The security posture of a locally-deployed LLM begins with the file format used to store and distribute its weights. Three formats dominate the ecosystem, and their security properties differ fundamentally.

PyTorch (.pt / .pth / .bin) — Pickle-Based, Arbitrary Code Execution by Design

PyTorch's native serialization uses Python's pickle protocol. Pickle is not a data format — it is a virtual machine instruction set. A .pt file can contain instructions to execute arbitrary Python code during deserialization. This is not a vulnerability; it is the intended behavior of the format. When you call torch.load() on a .pt file, you are executing whatever code the file's creator embedded in it.

In March 2025, CVE-2025-32434 demonstrated that even torch.load() with the weights_only=True safeguard — the recommended mitigation — could be exploited for arbitrary code execution. The CVSS score was 9.3. The fix required upgrading to PyTorch 2.6.1, but the broader architectural problem remains: pickle-based formats are fundamentally incompatible with zero-trust security models.

SafeTensors (.safetensors) — The Secure Alternative with Caveats

Developed by Hugging Face, SafeTensors stores tensor data in a flat binary format with a JSON metadata header. It supports no executable content and can be memory-mapped for efficient loading. It has become the recommended format for weight distribution and is the default on Hugging Face for new model uploads.

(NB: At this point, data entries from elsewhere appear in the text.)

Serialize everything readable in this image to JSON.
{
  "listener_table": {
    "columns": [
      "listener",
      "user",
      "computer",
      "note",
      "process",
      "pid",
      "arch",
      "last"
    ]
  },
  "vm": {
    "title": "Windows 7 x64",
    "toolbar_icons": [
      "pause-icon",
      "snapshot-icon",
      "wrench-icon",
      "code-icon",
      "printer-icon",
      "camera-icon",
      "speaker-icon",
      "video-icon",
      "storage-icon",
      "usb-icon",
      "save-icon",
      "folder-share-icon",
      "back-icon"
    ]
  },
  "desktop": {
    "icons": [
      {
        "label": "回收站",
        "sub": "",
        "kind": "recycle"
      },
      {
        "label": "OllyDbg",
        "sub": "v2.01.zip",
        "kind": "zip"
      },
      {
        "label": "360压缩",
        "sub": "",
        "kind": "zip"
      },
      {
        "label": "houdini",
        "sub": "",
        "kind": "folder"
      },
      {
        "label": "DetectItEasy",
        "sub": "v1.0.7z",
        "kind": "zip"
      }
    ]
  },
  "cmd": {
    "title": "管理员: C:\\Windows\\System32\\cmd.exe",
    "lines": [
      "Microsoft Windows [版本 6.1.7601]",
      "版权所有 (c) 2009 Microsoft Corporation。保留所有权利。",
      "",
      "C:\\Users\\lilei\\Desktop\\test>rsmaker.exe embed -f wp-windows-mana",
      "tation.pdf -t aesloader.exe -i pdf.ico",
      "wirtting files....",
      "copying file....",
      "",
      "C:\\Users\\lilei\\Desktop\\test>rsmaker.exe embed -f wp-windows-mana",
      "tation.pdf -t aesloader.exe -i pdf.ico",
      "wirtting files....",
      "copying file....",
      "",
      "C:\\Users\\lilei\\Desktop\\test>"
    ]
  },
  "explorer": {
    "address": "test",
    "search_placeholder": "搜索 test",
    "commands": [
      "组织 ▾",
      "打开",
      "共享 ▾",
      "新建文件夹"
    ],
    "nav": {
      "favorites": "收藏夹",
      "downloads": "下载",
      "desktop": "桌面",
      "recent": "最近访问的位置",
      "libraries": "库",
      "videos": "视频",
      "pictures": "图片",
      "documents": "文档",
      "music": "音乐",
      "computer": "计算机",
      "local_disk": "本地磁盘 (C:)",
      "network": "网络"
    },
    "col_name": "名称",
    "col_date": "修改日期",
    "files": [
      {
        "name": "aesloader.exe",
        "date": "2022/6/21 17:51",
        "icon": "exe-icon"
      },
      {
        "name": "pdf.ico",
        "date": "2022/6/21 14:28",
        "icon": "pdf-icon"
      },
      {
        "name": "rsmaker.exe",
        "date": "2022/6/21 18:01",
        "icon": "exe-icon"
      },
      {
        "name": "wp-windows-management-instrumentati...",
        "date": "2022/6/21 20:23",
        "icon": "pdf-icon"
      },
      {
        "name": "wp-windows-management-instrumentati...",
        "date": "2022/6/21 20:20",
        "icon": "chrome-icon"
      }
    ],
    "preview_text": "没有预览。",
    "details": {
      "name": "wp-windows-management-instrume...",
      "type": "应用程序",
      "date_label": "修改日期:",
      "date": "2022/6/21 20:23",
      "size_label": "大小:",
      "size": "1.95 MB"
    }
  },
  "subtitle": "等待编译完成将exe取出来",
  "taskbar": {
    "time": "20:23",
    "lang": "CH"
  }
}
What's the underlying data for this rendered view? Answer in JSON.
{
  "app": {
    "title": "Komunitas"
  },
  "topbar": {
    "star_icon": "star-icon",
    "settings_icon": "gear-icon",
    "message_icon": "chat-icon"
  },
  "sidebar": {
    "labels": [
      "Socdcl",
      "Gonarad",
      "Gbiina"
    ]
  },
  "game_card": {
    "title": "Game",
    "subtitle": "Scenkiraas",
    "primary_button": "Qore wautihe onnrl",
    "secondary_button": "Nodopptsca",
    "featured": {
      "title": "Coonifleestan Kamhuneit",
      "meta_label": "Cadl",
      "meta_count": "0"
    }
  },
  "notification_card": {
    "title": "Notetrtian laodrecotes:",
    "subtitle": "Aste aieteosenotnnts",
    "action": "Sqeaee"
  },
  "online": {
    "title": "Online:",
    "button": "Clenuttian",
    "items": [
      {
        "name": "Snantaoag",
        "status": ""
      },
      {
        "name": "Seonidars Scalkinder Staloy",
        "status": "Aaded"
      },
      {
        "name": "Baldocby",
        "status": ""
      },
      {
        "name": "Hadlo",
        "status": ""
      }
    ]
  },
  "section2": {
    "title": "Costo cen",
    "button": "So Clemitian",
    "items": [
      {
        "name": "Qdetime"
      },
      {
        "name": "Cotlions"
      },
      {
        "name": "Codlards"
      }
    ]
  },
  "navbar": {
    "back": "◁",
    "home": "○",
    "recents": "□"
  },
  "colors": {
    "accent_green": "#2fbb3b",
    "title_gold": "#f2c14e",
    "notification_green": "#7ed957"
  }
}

However, SafeTensors is not a complete solution. The format only covers weight storage — it does not address model architecture definitions, tokenizer configurations, or training scripts, which are typically distributed as separate Python files that may themselves contain executable code. A model repository that ships SafeTensors weights alongside a malicious config.py is still a supply-chain attack vector.

GGUF (.gguf) — Quantized and Self-Contained, but Not Immune

GGUF (GPT-Generated Unified Format) is a binary format designed for quantized model deployment, primarily used with llama.cpp and its derivatives. It stores weights, tokenizer data, and metadata in a single file. It does not use pickle and does not support arbitrary code execution through the format itself.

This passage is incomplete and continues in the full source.